WALL STREET JOURNAL: The Journal this morning finally decided to join the bombers, in an editorial, “Waiting for a Pirate,” that dispenses with any serious intellectual analysis and says it has come down to this: “Who’s in charge here, Iraq or the United States?” One might ask “Who’s in charge of the editorial page?” The Journal’s editor, Robert L. Bartley, obviously gave some junior member of the staff responsibility for beating the war drums. The author fondly remembers: “In 1981 Israel bombed and destroyed an Iraqi nuclear reactor under construction, no doubt delaying Saddam’s expansionist instincts. Oh yes, critics of the moment said the Begin government had ruined Iraq’s ‘drift toward the West.’” What really happened was that Iraq, a signator to the Nuclear Non-Proliferation Treaty, had built a power plant at the urging of western governments, including the United States, which said the world was running out of oil. At a cost of several billion dollars, mostly spent on western engineering and material, the plant was supervised by the International Arms Control Agency, which signed off on the plant and would monitor it into the future to make sure it wasn’t producing bomb stuff.
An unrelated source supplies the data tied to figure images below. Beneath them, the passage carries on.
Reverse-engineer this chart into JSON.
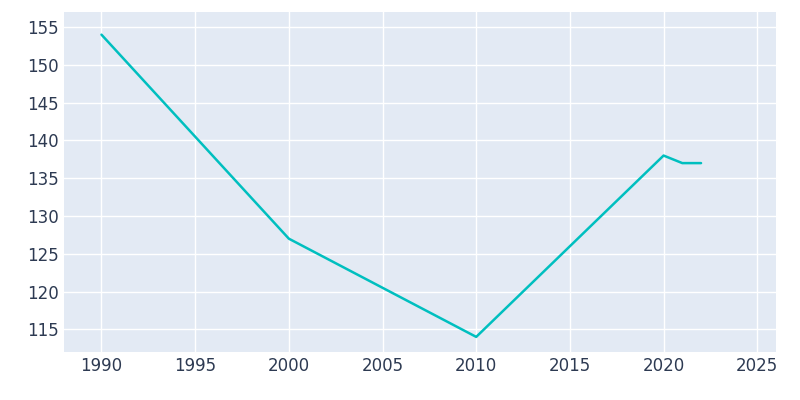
{
  "years": [
    1990,
    2000,
    2010,
    2020,
    2021,
    2022
  ],
  "population": [
    154,
    127,
    114,
    138,
    137,
    137
  ],
  "line_color": "#00BFBF",
  "bg_color": "#E3EAF4",
  "plot_bg_color": "#E3EAF4",
  "grid_color": "#FFFFFF",
  "tick_label_color": "#2D3A52",
  "xlim": [
    1988,
    2026
  ],
  "ylim": [
    112,
    157
  ],
  "xticks": [
    1990,
    1995,
    2000,
    2005,
    2010,
    2015,
    2020,
    2025
  ],
  "yticks": [
    115,
    120,
    125,
    130,
    135,
    140,
    145,
    150,
    155
  ],
  "line_width": 1.8,
  "tick_fontsize": 12
}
Israel’s spymasters, the Mossad, decided it was too much of a threat anyway and blew it up. The UN General Assembly condemned the action, but the United States vetoed a Security Council resolution condemning Israel. Saddam immediately began secret work on nuclear weapons. Boys will be boys.
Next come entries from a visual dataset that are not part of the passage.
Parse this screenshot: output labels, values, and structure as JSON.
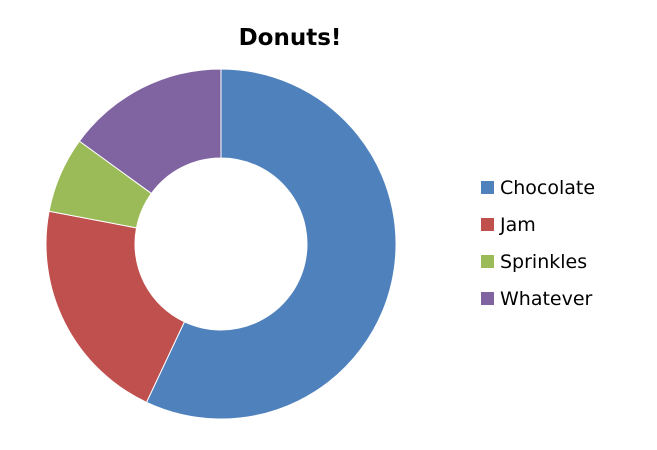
{
  "chart_data": {
    "type": "pie",
    "variant": "donut",
    "title": "Donuts!",
    "legend_position": "right",
    "start": "top",
    "direction": "clockwise",
    "categories": [
      "Chocolate",
      "Jam",
      "Sprinkles",
      "Whatever"
    ],
    "values": [
      57,
      21,
      7,
      15
    ],
    "value_unit": "percent",
    "colors": [
      "#4F81BD",
      "#C0504D",
      "#9BBB59",
      "#8064A2"
    ]
  }
}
READING MATERIAL: In his "Larry King" appearance last night, Kemp made the point to Sen. Joe (“Bomber”) Biden that a great superpower should not act without the best possible information. The White House and the Republicans in Congress are making an enormous effort to discourage anyone from getting information other than their own. Those of you who watch our website will find today and tomorrow some thumbnail history on how all this happened, stuff our newspapers will not print because it might spoil a good war. If you want to learn more, there are several interesting books I’ve read lately that put things in perspective. All regard Saddam as a fellow who easily kills anyone who threatens him directly. The broader story is not so simple. The best is Iraq, from Sumer to Saddam, by Geoff Simons, St. Martin’s Press. Also, Unholy Babylon, by Abdel Darwish and Gregory Alexander, St. Martin’s Press, and Saddam Hussein, a Political Biography, by Efraim Karsh & Inarti Rautsi, Free Press. In analyzing the current situation, it is best not to do it from our perspective or from Baghdad’s, but from those of Iraq’s neighbors, none of which are happy with the idea of WWIII starting in their neighborhood. Can you blame them?